Swiss scientists hoping to rebuild Buddha statues blown up by Taliban

SWISS-BASED scientists have created an exact computer image of the huge statue of Buddha destroyed by the former Taliban regime in Afghanistan and hope it will be used to rebuild the ancient figure.

Swiss scientists hoping to rebuild Buddha statues blown up by Taliban

“We have produced a precise and complete three-dimensional model which can be used for physical reconstruction,” Professor Armin Gruen said.

The team, based at the Swiss Federal Institute of Technology in Zurich, used 30-year-old photographs to map out the statue, which was blown up amid an international outcry in March 2001.

Two huge standing Buddhas were chiselled into the cliff more than 1,500 years ago in the central Bamiyan Valley on the ancient Silk Route linking Europe and Central Asia.

The fundamentalist Taliban considered them idolatrous and against the tenets of Islam, and in March 2001 it dynamited them.

The larger of the two Buddhas stood 174-feet high.
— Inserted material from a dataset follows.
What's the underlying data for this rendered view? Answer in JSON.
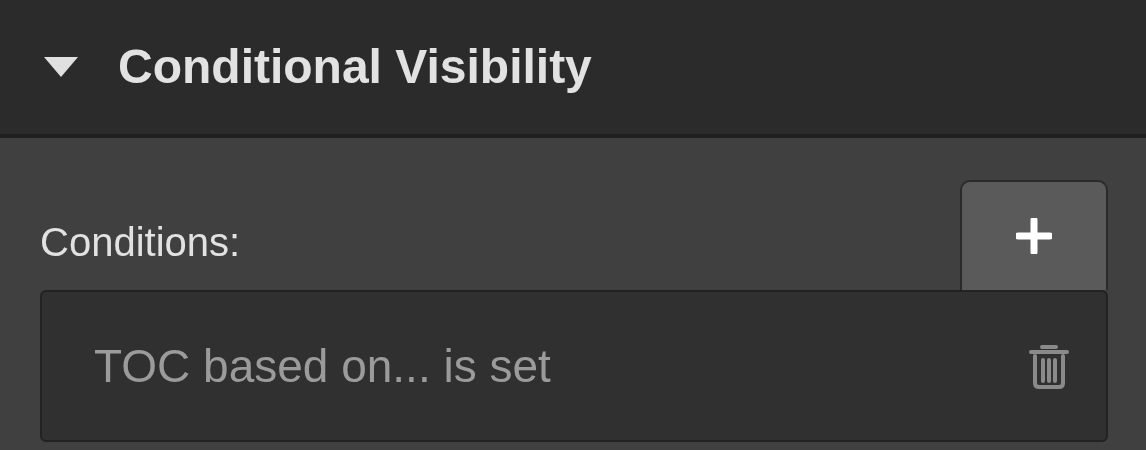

The second one about half a mile away at the other end of the rock face was about 125 fee high.

The team is now working on mapping the second statue, Gruen said.
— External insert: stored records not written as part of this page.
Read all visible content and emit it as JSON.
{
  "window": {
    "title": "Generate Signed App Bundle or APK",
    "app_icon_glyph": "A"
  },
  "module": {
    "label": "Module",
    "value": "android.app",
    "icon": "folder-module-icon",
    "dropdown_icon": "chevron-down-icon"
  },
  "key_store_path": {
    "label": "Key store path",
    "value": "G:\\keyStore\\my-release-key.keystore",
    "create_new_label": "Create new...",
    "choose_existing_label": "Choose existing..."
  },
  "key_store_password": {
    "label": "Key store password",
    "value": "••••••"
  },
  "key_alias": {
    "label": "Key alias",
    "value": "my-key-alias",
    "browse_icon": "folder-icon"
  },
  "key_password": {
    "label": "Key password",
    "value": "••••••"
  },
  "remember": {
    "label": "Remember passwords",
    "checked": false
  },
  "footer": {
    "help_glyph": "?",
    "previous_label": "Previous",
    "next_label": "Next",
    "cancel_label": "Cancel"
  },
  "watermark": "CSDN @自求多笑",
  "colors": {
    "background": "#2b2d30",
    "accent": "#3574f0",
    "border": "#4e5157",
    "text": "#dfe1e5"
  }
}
Gruen’s team based their work on three photographs taken of the larger Buddha in 1970 by an Austrian scientist.

They also used pictures found on the internet and photographs taken by a tourist, as well as satellite images.
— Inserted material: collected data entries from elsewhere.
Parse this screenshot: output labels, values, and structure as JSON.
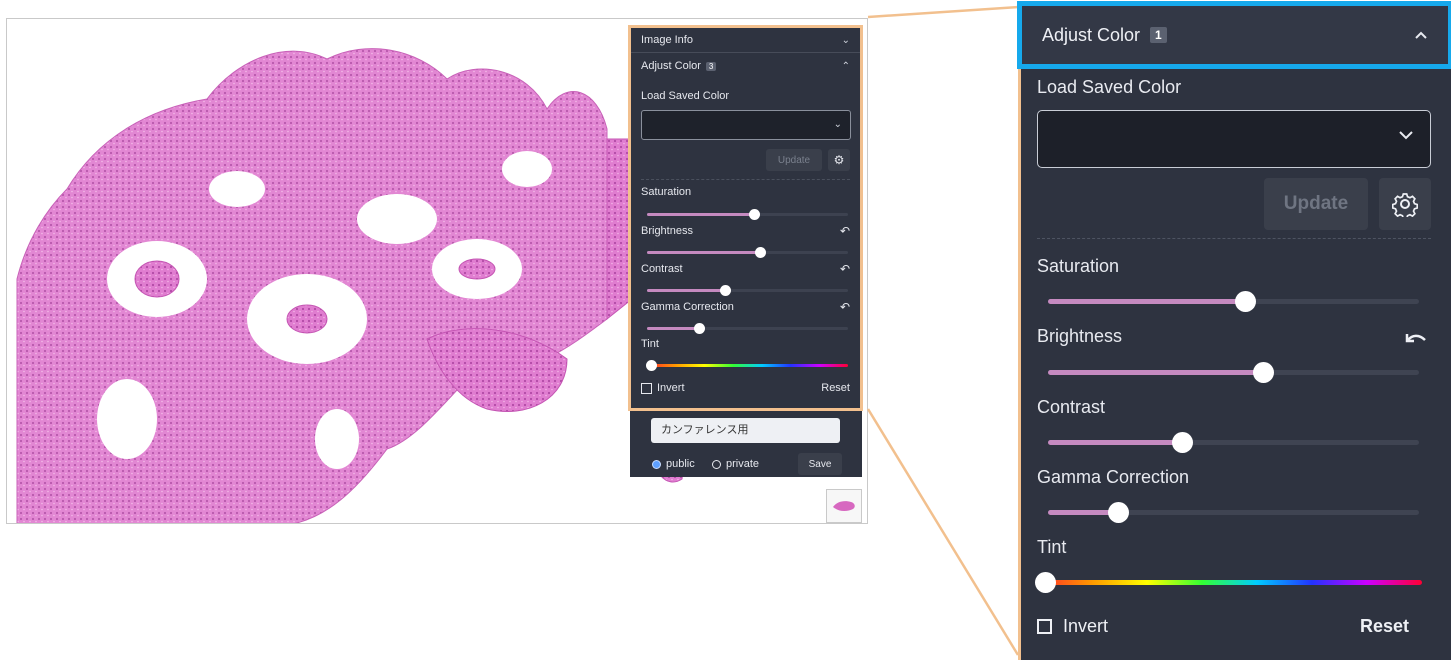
{
  "colors": {
    "panel_bg": "#2e3340",
    "highlight_border": "#16a9ec",
    "callout_border": "#f2c08e",
    "slider_fill": "#c58ac0",
    "tissue_pink": "#d768c0"
  },
  "panel": {
    "image_info_label": "Image Info",
    "adjust_color_label": "Adjust Color",
    "zoomed_badge": "1",
    "mini_badge": "3",
    "load_saved_color_label": "Load Saved Color",
    "update_label": "Update",
    "sliders": [
      {
        "label": "Saturation",
        "value": 0.53,
        "resettable": false
      },
      {
        "label": "Brightness",
        "value": 0.58,
        "resettable": true
      },
      {
        "label": "Contrast",
        "value": 0.36,
        "resettable": true
      },
      {
        "label": "Gamma Correction",
        "value": 0.19,
        "resettable": true
      },
      {
        "label": "Tint",
        "value": 0.02,
        "resettable": false
      }
    ],
    "invert_label": "Invert",
    "reset_label": "Reset"
  },
  "save_form": {
    "name_value": "カンファレンス用",
    "public_label": "public",
    "private_label": "private",
    "selected": "public",
    "save_label": "Save"
  },
  "icons": {
    "collapse": "chevron-up-icon",
    "expand": "chevron-down-icon",
    "settings": "gear-icon",
    "undo": "undo-icon"
  }
}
Using the detail from the three pictures they produced a three-dimensional computer image and the information was then used to programme a milling machine to produce a 1:200 scale model of the statue in polyurethane.

Gruen is working with a company in Auckland, New Zealand, to produce a one-tenth replica of the Buddha by the same process. That model should be completed by next spring. It will be displayed at Kabul Museum.

Gruen said it would be difficult or even impossible to rebuild the statues with their original materials.

His team estimates that the smaller Buddha is in about 4,000 pieces. He said experts estimate that rebuilding the big Buddha at its original location would cost around 28 million, and the cost for the second statue would be similar.

“We believe there are enough private people in the world that have strong ties to Buddhism who would be prepared to donate the money if they had the approval of UNESCO,” he said.